Séminaires libres de recherche politique

Séminaire in situ

Le séminaire in situ est un séminaire de recherche à Paris 8, qui élabore des approches libres des formes contemporaines du politique au travers de l'exploration d'une multiplicité de références et d'expérimentations récentes ou en cours.

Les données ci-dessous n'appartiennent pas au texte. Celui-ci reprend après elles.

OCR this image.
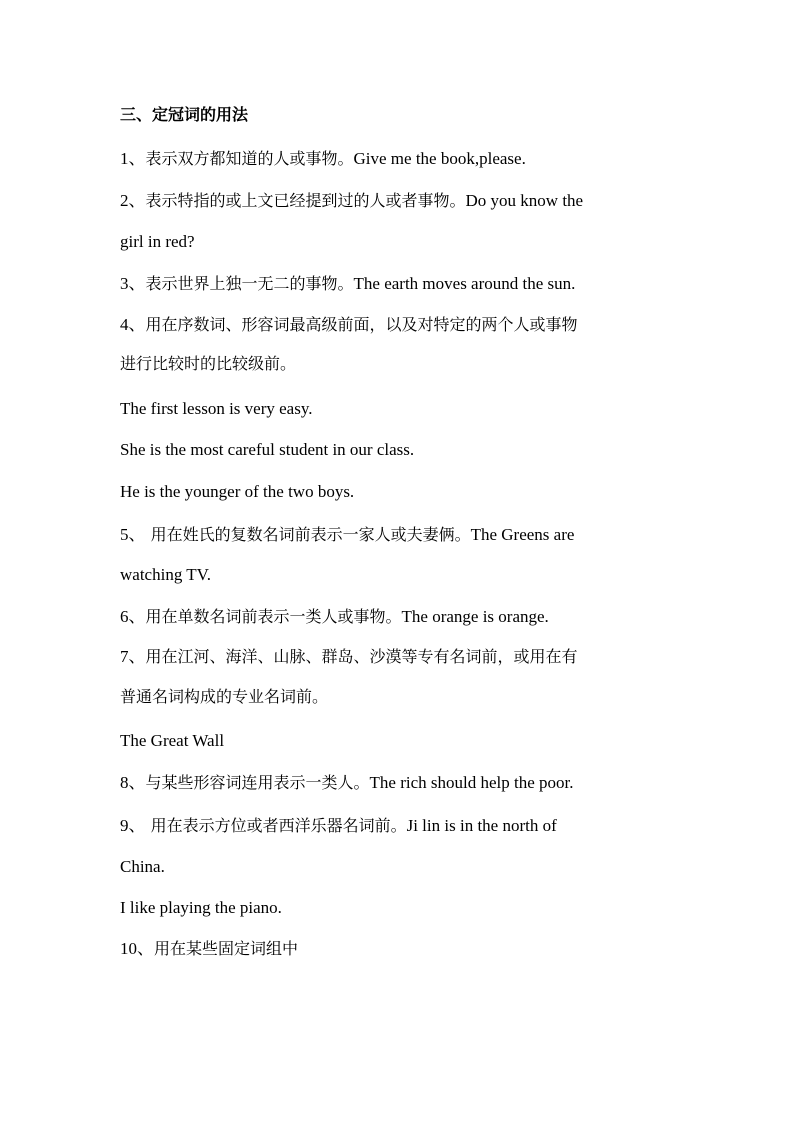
三、定冠词的用法
1、表示双方都知道的人或事物。Give me the book,please.
2、表示特指的或上文已经提到过的人或者事物。Do you know the
girl in red?
3、表示世界上独一无二的事物。The earth moves around the sun.
4、用在序数词、形容词最高级前面，以及对特定的两个人或事物
进行比较时的比较级前。
The first lesson is very easy.
She is the most careful student in our class.
He is the younger of the two boys.
5、 用在姓氏的复数名词前表示一家人或夫妻俩。The Greens are
watching TV.
6、用在单数名词前表示一类人或事物。The orange is orange.
7、用在江河、海洋、山脉、群岛、沙漠等专有名词前，或用在有
普通名词构成的专业名词前。
The Great Wall
8、与某些形容词连用表示一类人。The rich should help the poor.
9、 用在表示方位或者西洋乐器名词前。Ji lin is in the north of
China.
I like playing the piano.
10、用在某些固定词组中
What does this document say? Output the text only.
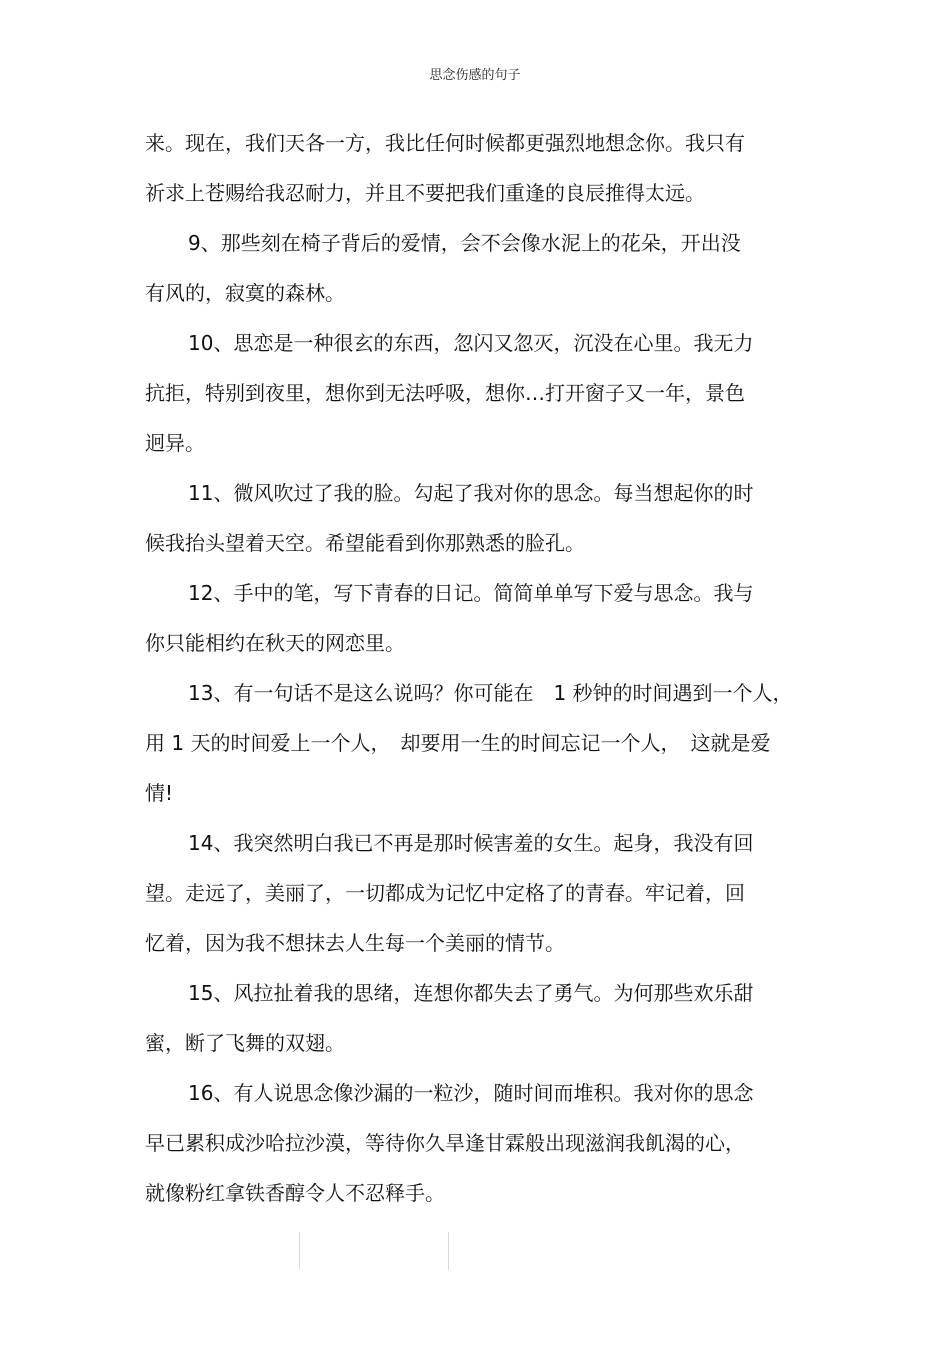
思念伤感的句子

来。现在，我们天各一方，我比任何时候都更强烈地想念你。我只有
祈求上苍赐给我忍耐力，并且不要把我们重逢的良辰推得太远。

9、那些刻在椅子背后的爱情，会不会像水泥上的花朵，开出没
有风的，寂寞的森林。

10、思恋是一种很玄的东西，忽闪又忽灭，沉没在心里。我无力
抗拒，特别到夜里，想你到无法呼吸，想你…打开窗子又一年，景色
迥异。

11、微风吹过了我的脸。勾起了我对你的思念。每当想起你的时
候我抬头望着天空。希望能看到你那熟悉的脸孔。

12、手中的笔，写下青春的日记。简简单单写下爱与思念。我与
你只能相约在秋天的网恋里。

13、有一句话不是这么说吗？你可能在　1 秒钟的时间遇到一个人，
用 1 天的时间爱上一个人，　却要用一生的时间忘记一个人，　这就是爱
情!

14、我突然明白我已不再是那时候害羞的女生。起身，我没有回
望。走远了，美丽了，一切都成为记忆中定格了的青春。牢记着，回
忆着，因为我不想抹去人生每一个美丽的情节。

15、风拉扯着我的思绪，连想你都失去了勇气。为何那些欢乐甜
蜜，断了飞舞的双翅。

16、有人说思念像沙漏的一粒沙，随时间而堆积。我对你的思念
早已累积成沙哈拉沙漠，等待你久旱逢甘霖般出现滋润我飢渴的心，
就像粉红拿铁香醇令人不忍释手。
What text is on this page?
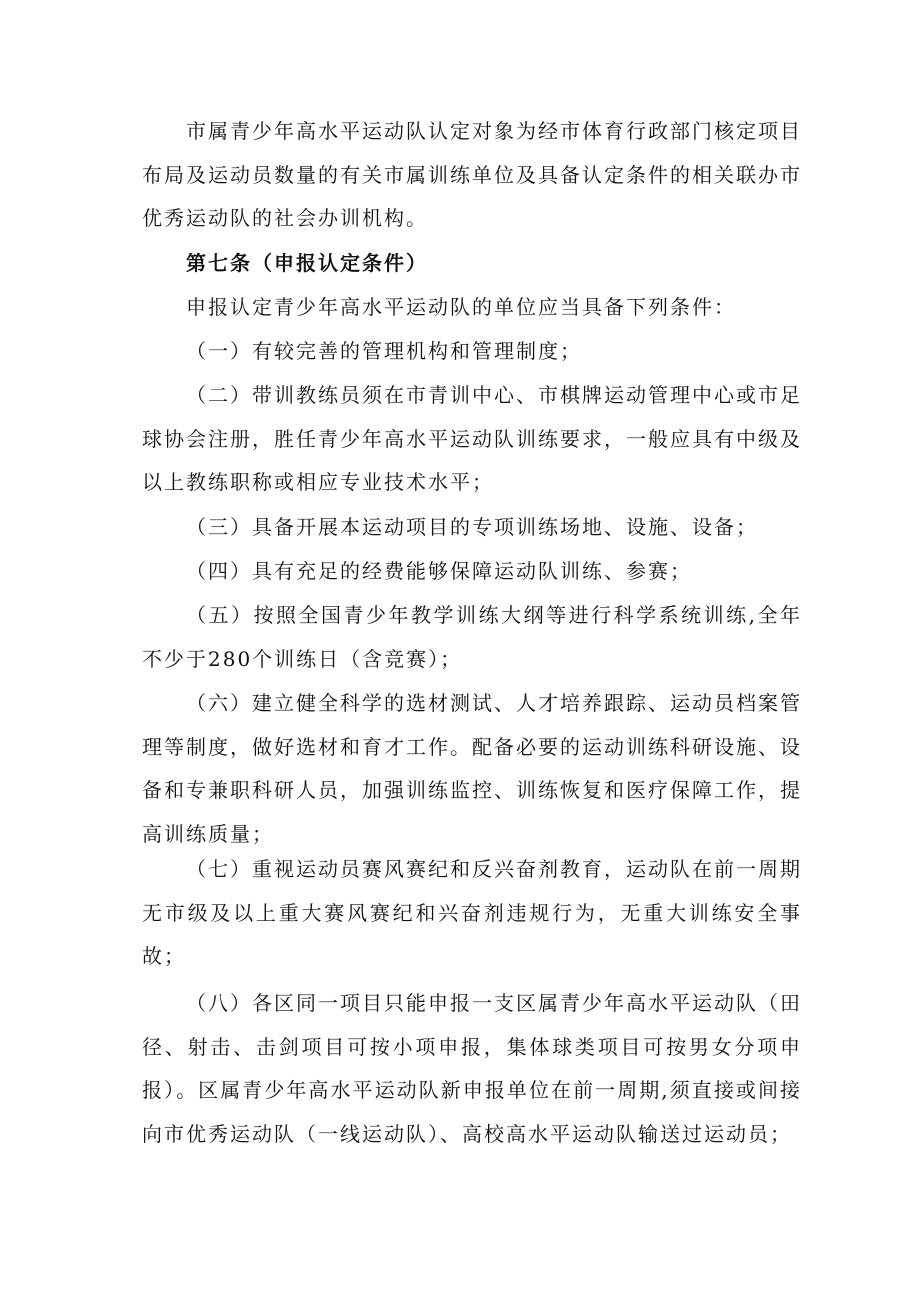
市属青少年高水平运动队认定对象为经市体育行政部门核定项目布局及运动员数量的有关市属训练单位及具备认定条件的相关联办市优秀运动队的社会办训机构。

第七条（申报认定条件）

申报认定青少年高水平运动队的单位应当具备下列条件：

（一）有较完善的管理机构和管理制度；

（二）带训教练员须在市青训中心、市棋牌运动管理中心或市足球协会注册，胜任青少年高水平运动队训练要求，一般应具有中级及以上教练职称或相应专业技术水平；

（三）具备开展本运动项目的专项训练场地、设施、设备；

（四）具有充足的经费能够保障运动队训练、参赛；

（五）按照全国青少年教学训练大纲等进行科学系统训练,全年不少于280个训练日（含竞赛）；

（六）建立健全科学的选材测试、人才培养跟踪、运动员档案管理等制度，做好选材和育才工作。配备必要的运动训练科研设施、设备和专兼职科研人员，加强训练监控、训练恢复和医疗保障工作，提高训练质量；

（七）重视运动员赛风赛纪和反兴奋剂教育，运动队在前一周期无市级及以上重大赛风赛纪和兴奋剂违规行为，无重大训练安全事故；

（八）各区同一项目只能申报一支区属青少年高水平运动队（田径、射击、击剑项目可按小项申报，集体球类项目可按男女分项申报）。区属青少年高水平运动队新申报单位在前一周期,须直接或间接向市优秀运动队（一线运动队）、高校高水平运动队输送过运动员；
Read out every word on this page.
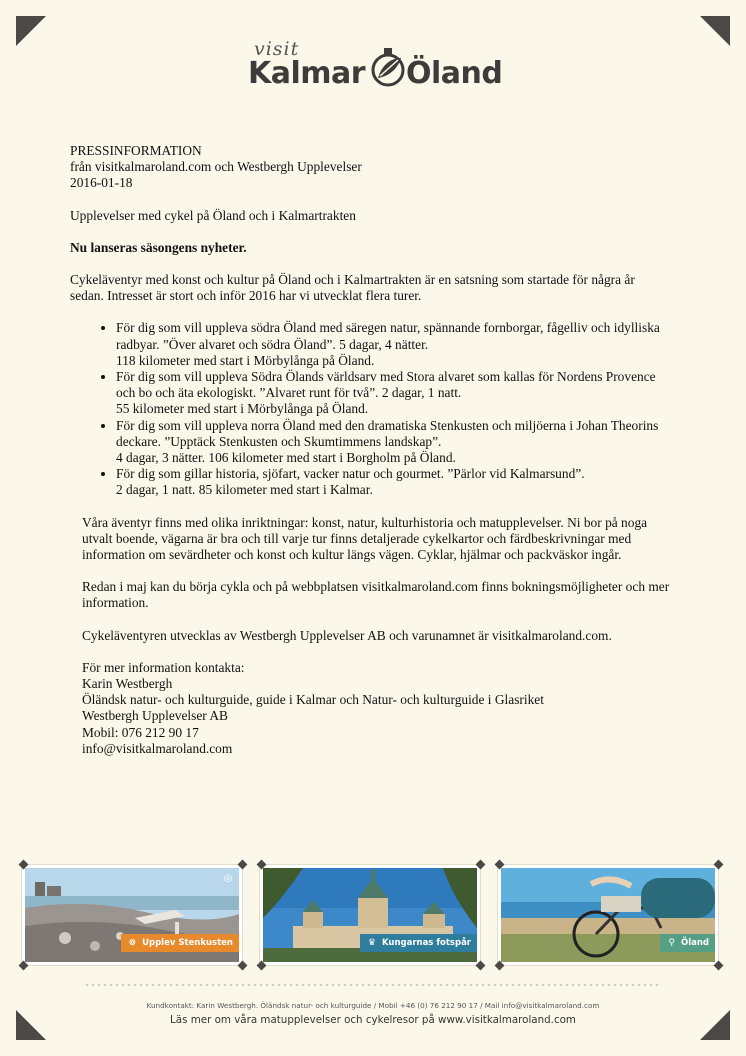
visit
Kalmar Öland

PRESSINFORMATION

från visitkalmaroland.com och Westbergh Upplevelser

2016-01-18

Upplevelser med cykel på Öland och i Kalmartrakten

Nu lanseras säsongens nyheter.

Cykeläventyr med konst och kultur på Öland och i Kalmartrakten är en satsning som startade för några år sedan. Intresset är stort och inför 2016 har vi utvecklat flera turer.

• För dig som vill uppleva södra Öland med säregen natur, spännande fornborgar, fågelliv och idylliska radbyar. ”Över alvaret och södra Öland”. 5 dagar, 4 nätter.
118 kilometer med start i Mörbylånga på Öland.
• För dig som vill uppleva Södra Ölands världsarv med Stora alvaret som kallas för Nordens Provence och bo och äta ekologiskt. ”Alvaret runt för två”. 2 dagar, 1 natt.
55 kilometer med start i Mörbylånga på Öland.
• För dig som vill uppleva norra Öland med den dramatiska Stenkusten och miljöerna i Johan Theorins deckare. ”Upptäck Stenkusten och Skumtimmens landskap”.
4 dagar, 3 nätter. 106 kilometer med start i Borgholm på Öland.
• För dig som gillar historia, sjöfart, vacker natur och gourmet. ”Pärlor vid Kalmarsund”.
2 dagar, 1 natt. 85 kilometer med start i Kalmar.

Våra äventyr finns med olika inriktningar: konst, natur, kulturhistoria och matupplevelser. Ni bor på noga utvalt boende, vägarna är bra och till varje tur finns detaljerade cykelkartor och färdbeskrivningar med information om sevärdheter och konst och kultur längs vägen. Cyklar, hjälmar och packväskor ingår.

Redan i maj kan du börja cykla och på webbplatsen visitkalmaroland.com finns bokningsmöjligheter och mer information.

Cykeläventyren utvecklas av Westbergh Upplevelser AB och varunamnet är visitkalmaroland.com.

För mer information kontakta:

Karin Westbergh

Öländsk natur- och kulturguide, guide i Kalmar och Natur- och kulturguide i Glasriket

Westbergh Upplevelser AB

Mobil: 076 212 90 17

info@visitkalmaroland.com

◎
⊚ Upplev Stenkusten	♛ Kungarnas fotspår	⚲ Öland
Kundkontakt: Karin Westbergh. Öländsk natur- och kulturguide / Mobil +46 (0) 76 212 90 17 / Mail info@visitkalmaroland.com
Läs mer om våra matupplevelser och cykelresor på www.visitkalmaroland.com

Il se veut l'ouverture d'un champ d'exploration selon la perpétuelle mise en tension entre des approches acquises et l'inventivité où c'est la dimension de "ce qui est en train de se faire" qui importe. Aussi, il y sera question d'une politique de l'être ensemble et de la circulation des recherches, des savoirs et des pratiques politiques.

Lecture(s) de Marx

Ce séminaire auto-géré a pour but de constituer une structure collective de réappropriation du corpus philosophique marxien. Nous étudierons pour ce faire en alternance les œuvres de jeunesse de Marx et Le Capital, une semaine sur deux, en divisant les séances en une heure d’exposé (le commentaire d’un passage précis, plus ou moins long) et une de discussion et de mise en commun. Le travail se fera sur la base de lectures partagées, et les premières séances seront assurées, sauf investissement immédiat de la part des élèves, par les responsables, et consacrées aux différents textes de la critique de Hegel pour la première semaine, au livre I du Capital pour la seconde.

Propriété et Résistances

Le séminaire "Propriété et Résistances" est un séminaire pluridisciplinaire organisé par des élèves et doctorants en Philosophie, Géographie, Sciences sociales qui mènera une réflexion sur la notion de propriété et sur la question des droits de propriété. Il s’agira d’explorer un paradoxe contemporain : la propriété est un régime majeur de notre rapport à l’espace, aux hommes et aux choses alors que la multiplicité de ses formes rend insaisissable sa signification et obstrue la clarification de ses effets politiques. Cette exploration s’appuiera à la fois sur la discussion de textes contemporains et sur l’étude d’exemples de remise en cause ou de transformations de la propriété comme institution juridique et politique.

L'émancipation

Le mouvement qui a secoué l’ENS pendant trois mois a été l’occasion de mener des réflexions de fond ; de s’interroger sur les formes de pédagogie à l’œuvre dans l’université et sur la manière dont le nouage peut s’y effectuer entre enseignement et recherche. De ce point de vue le séminaire d’élèves, par sa structure autonome, par la participation active qu’il implique, nous a paru particulièrement adapté – permettant des formes de recherche politique directement chevillées à des pratiques concrètes.
Poser aujourd’hui les questions relatives à l’émancipation nous semble éminemment décisif : après avoir été purement et simplement niées par les « pensées » de la fin de l’histoire et du « post-politique », elles semblent de plus en plus cruciales à l’heure où le capitalisme ne repose plus, dans sa légitimation, que sur l’argument d’une absence d’alternatives, d’un épuisement des possibles.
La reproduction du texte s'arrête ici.